How the OpenTelemetry Collector Filters Data
The Collector consists of receivers, processors, and exporters. Each plays a role in data filtering:- Receivers: Collect data from sources like applications and agents.
- Processors: Modify, filter, or batch data before it is exported.
- Exporters: Send the processed data to observability backends, such as Prometheus or Grafana.
Processor-based Filtering
Processors allow transformations and data filtering mid-pipeline. Processors offer inherently limited transformation configuration to do the most common tasks like:- Drop attributes or entire spans: Remove unnecessary fields or reduce trace volume.
- Normalize data formats: Convert snake_case to camelCase, or unify attribute labels.
- Mask sensitive data: Scrub PII before it is transmitted.
Transformations Using OpenTelemetry Transform Language (OTTL)
The OpenTelemetry Transform Language (OTTL) provides enhanced flexibility for complex transformations. OTTL allows for:- Pattern-based transformations: Modify data dynamically using regex or templates.
- Extract and relocate attributes: Move user IDs from URL parameters to span attributes.
- Conditional filtering: Drop traces based on specific conditions, such as redundant spans.

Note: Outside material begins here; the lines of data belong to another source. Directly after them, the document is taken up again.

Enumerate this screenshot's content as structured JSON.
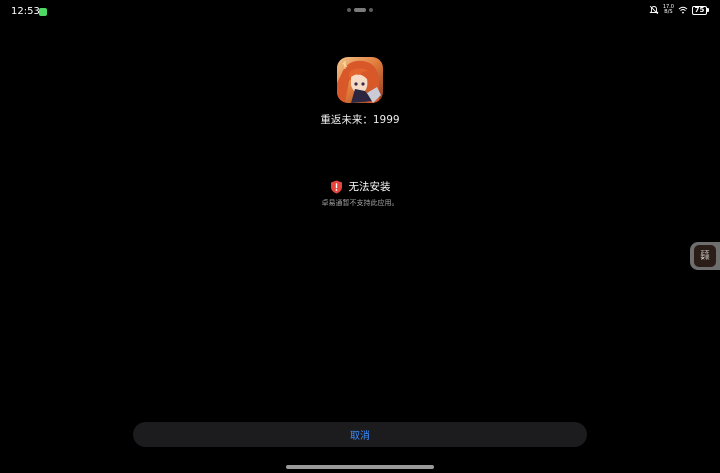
{
  "status_bar": {
    "time": "12:53",
    "net_speed_value": "17.0",
    "net_speed_unit": "B/S",
    "battery_level": "75"
  },
  "app": {
    "name": "重返未来：1999"
  },
  "warning": {
    "title": "无法安装",
    "description": "卓易通暂不支持此应用。"
  },
  "side_float": {
    "line1": "正在",
    "line2": "安装"
  },
  "actions": {
    "cancel_label": "取消"
  },
  "colors": {
    "background": "#000000",
    "warning_icon": "#e5453c",
    "cancel_text": "#3d8bff",
    "button_bg": "#1c1c1e"
  }
}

Stateful Operations and Their Limitations
While the collector excels at real-time data transformations, it is stateless by design to ensure high performance. Stateful operations—such as aggregating historical data—are not natively supported. This ensures the collector remains lightweight and efficient. Common limitations include:- No support for complex span re-linking: Spans cannot be re-associated once collected.
- Limited historical context: Filtering decisions are based only on the current data batch.
Filtering Use Cases
- PII Masking: Remove personal data before sending traces to public dashboards.
- Debug Data Suppression: Drop debug-level logs from production pipelines.
- Multi-pipeline Export: Send sanitized data to public dashboards while retaining full data for internal analysis.